Ieri, dicevamo, è stato il giorno del rilancio: la mano non è stata ancora scoperta e non tutte le carte sono in tavola, ma evidentemente si può cominciare tranquillamente a supporre in che direzione si muoverà la partita. De Laurentiis ha cominciato a perdere la pazienza: bad trick, Aurelio. Adesso le possibilità che sia davvero tu il pollo seduto al tavolo si sono moltiplicate. Marotta invece non si è scomposto di una virgola, mentre giocare con Carnevali è come giocare con il morto. Tutti hanno fatto la propria mossa, ma nessuno ha ancora certezza assoluta su come andrà a finire. Si può avere però qualche sospetto, quello sì: il Napoli ha un’ottima mano e gioca praticamente a carte scoperte, fiero e un po’ ignorante come i pokeristi che fanno show-off della propria bravura. Il Sassuolo gioca d’attesa: vuole vedere il piatto, ma non è detto che gli basti. La Juve, qui viene il bello, potrebbe buttare giù il carico come no: nessuno conosce le sue carte.

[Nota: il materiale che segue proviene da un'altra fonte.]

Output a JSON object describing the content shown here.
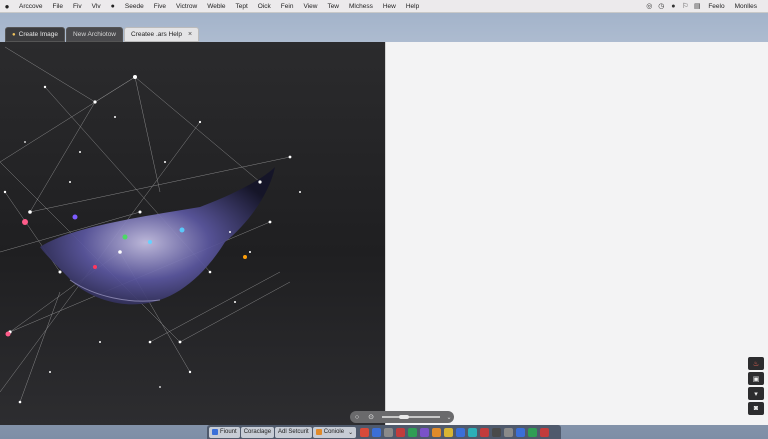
{
  "menubar": {
    "apple_icon": "apple-icon",
    "items": [
      "Arccove",
      "File",
      "Fiv",
      "Vlv",
      "Seede",
      "Five",
      "Victrow",
      "Weble",
      "Tept",
      "Oick",
      "Fein",
      "View",
      "Tew",
      "Mlchess",
      "Hew",
      "Help"
    ],
    "status_icons": [
      "siri-icon",
      "clock-icon",
      "sound-icon",
      "flag-icon",
      "window-icon"
    ],
    "status_texts": [
      "Feelo",
      "Monlles"
    ]
  },
  "tabs": [
    {
      "label": "Create Image",
      "icon": "lock-icon",
      "state": "inactive"
    },
    {
      "label": "New Archiotow",
      "state": "inactive"
    },
    {
      "label": "Createe .ars Help",
      "state": "active",
      "close": "×"
    }
  ],
  "canvas_tools": {
    "buttons": [
      "fit-icon",
      "zoom-icon"
    ],
    "chevron": "⌄"
  },
  "side_tools": [
    "flame-icon",
    "save-icon",
    "collapse-icon",
    "export-icon"
  ],
  "dock": {
    "buttons": [
      "Fiount",
      "Coraclage",
      "Adl Setcurit",
      "Coniole"
    ],
    "chevron": "⌄",
    "app_colors": [
      "#d84a3a",
      "#3b6fd8",
      "#8a8a8a",
      "#c23c3c",
      "#2f9e55",
      "#7a52c8",
      "#e08a2a",
      "#d8b534",
      "#3b6fd8",
      "#2bb0b8",
      "#c23c3c",
      "#4a4a4a",
      "#8a8a8a",
      "#3b6fd8",
      "#2f9e55",
      "#c23c3c"
    ]
  }
}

Marotta finta di sguardi: ti guarda un po’ negli occhi e un po’ dall’altra parte, ma ha tutta l’aria di uno che non si farebbe fottere nemmeno da Pablo Escobar.

Il grande bluff di Marotta

Il sospetto atroce, anzi bruciante, di De Laurentiis, come accennato, è che Juve e Sassuolo siano d’accordo per rovesciare il tavolo, che sia dunque lui il pollo della partita, illuso di una trattativa che in verità è tale solo nella finzione giornalistica. Il colmo però, la giocata sopraffina, la rabona di Van Basten, l’assolo di chitarra alla Jimi Hendrix, il giro secco di Senna a Monaco ’88, potrebbe essere tutto di Marotta qualora fosse dimostrato che alla Juventus, in verità, di Politano non gliene fotte proprio nulla. Il grande doppio bluff per indurre il Sassuolo a credere di poter comunque vendere il giocatore, ma non al Napoli, e allo stesso tempo per portare gli azzurri a fine partita, ovvero a fine mercato, a mani vuote. Poi lasciare tutti con in mano il cerino spento, per non dire qualche altra cosa. Il bravo giocatore gioca sempre su più tavoli, ripetiamo: con un occhio Beppe magari guarda a questa partita, con l’altro invece a quella ben più lunga del campionato. Lì di sicuro il Napoli è un avversario parecchio meno ingenuo, indebolirlo blastando sarebbe una mossa cinica e cattiva, ma comunque da maestro. Marotta come Gru di Cattivissimo me: un finale meno scontato di quello che tutti c’aspettiamo, perché ‘sto calciomercato alla fine c’ha già rotto i coglioni.